“HP1 couples disorganization of the histone core to chromatin compaction and droplet formation”
Invited Speaker: Serena Sanulli
Postdoctoral Research fellow in Prof. Geeta Narlikar Lab, Departement of Biochemistry and Biophysics, and Prof. John D. Gross Lab, Department of Pharmaceutical Chemistry, University of California, San Francisco.

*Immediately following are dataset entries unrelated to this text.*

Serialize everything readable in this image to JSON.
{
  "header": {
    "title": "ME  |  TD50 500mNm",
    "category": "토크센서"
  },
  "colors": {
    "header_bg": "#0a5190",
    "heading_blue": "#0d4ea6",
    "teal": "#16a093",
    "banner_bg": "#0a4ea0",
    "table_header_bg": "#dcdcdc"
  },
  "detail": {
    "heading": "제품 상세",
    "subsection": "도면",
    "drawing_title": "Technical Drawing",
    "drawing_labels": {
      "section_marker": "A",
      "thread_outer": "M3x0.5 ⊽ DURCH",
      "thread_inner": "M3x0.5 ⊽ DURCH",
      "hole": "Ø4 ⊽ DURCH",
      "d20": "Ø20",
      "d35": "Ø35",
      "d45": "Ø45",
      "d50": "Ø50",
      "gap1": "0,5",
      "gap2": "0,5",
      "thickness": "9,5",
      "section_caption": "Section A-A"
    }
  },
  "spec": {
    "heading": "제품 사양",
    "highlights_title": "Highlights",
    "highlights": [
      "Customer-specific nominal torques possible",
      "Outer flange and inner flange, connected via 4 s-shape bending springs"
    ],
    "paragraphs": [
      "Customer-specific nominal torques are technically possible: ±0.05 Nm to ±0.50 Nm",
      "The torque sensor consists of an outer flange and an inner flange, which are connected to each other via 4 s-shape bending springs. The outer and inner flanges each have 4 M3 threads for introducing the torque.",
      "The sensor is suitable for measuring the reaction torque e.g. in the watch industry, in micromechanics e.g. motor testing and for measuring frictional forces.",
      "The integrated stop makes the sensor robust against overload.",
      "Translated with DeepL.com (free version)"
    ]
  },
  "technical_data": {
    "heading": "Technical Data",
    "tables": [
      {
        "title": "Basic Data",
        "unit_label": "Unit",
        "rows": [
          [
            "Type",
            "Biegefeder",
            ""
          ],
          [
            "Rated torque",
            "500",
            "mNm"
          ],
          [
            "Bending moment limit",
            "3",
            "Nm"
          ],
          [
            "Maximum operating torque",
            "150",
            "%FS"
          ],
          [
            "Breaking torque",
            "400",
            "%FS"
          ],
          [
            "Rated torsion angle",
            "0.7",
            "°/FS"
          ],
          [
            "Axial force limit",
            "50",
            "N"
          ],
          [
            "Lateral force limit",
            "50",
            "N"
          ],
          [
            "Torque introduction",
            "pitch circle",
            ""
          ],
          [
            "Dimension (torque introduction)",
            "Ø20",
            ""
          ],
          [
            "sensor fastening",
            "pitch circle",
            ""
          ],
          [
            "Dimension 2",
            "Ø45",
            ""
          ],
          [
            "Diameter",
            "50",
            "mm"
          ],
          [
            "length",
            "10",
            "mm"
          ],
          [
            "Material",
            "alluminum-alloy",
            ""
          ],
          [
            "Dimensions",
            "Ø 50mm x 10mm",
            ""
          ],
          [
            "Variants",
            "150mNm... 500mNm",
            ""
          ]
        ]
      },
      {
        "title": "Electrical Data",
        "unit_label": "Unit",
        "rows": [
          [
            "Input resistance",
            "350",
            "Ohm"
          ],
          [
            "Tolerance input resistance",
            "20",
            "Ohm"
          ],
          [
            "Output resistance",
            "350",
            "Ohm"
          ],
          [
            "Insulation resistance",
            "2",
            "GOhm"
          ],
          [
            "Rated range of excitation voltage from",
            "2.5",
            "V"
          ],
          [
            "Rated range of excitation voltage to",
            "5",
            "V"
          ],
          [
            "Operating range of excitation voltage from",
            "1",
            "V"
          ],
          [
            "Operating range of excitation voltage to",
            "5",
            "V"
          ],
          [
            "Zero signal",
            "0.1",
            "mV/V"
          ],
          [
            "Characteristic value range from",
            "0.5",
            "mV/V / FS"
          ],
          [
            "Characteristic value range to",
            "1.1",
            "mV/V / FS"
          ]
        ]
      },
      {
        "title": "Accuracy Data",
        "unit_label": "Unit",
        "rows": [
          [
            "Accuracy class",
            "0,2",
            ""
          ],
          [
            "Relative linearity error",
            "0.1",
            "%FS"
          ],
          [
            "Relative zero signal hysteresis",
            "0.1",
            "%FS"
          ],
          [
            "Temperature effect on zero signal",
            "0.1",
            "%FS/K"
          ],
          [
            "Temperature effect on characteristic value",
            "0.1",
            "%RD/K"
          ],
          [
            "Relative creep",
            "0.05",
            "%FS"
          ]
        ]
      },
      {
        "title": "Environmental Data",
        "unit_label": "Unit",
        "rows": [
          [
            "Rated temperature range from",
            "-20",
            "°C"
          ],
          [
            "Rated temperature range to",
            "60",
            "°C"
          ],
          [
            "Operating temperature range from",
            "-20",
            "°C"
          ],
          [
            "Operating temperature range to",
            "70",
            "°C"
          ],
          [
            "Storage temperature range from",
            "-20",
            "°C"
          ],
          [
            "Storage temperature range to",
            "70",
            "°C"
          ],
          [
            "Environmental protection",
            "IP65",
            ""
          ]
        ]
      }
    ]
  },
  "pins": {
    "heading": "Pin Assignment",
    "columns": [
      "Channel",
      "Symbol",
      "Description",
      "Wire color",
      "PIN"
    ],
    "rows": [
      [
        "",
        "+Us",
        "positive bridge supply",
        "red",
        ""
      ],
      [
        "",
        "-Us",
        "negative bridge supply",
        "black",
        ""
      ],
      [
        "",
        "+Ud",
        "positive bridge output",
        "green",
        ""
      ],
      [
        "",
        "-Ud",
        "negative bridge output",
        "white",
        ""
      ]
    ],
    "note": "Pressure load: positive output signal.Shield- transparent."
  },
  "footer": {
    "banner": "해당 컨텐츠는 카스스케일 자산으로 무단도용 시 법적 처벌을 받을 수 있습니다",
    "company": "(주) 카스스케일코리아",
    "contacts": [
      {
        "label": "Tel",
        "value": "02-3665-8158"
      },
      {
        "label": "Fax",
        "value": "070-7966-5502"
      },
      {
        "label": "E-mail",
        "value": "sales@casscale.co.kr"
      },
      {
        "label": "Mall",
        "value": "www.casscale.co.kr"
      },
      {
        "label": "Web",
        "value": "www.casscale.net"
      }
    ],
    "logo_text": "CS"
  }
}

Abstract: The heterochromatin protein HP1 is proposed to enable chromatin condensation and liquid droplet formation. Yet, how HP1 action at the nucleosome level drives higher-order chromatin organization remains unclear. Using hydrogen-deuterium exchange, NMR, and crosslinking mass-spectrometry, we show that the S. pombe HP1 protein, Swi6, substantially increases the accessibility and dynamics of buried histone residues within a nucleosome. Restraining these dynamics via site-specific disulfide bonds impairs the ability of Swi6 to bind nucleosomes and to condense chromatin into phase-separated droplets. Our results uncover a counter-intuitive function of Swi6, namely exposing buried regions of the histone octamer to achieve chromatin compaction. We propose that such exposed regions participate in transient multivalent interactions to drive higher-order chromatin organization in heterochromatin. Histone core dynamics may more generally regulate higher-order chromatin assemblies in contexts beyond heterochromatin.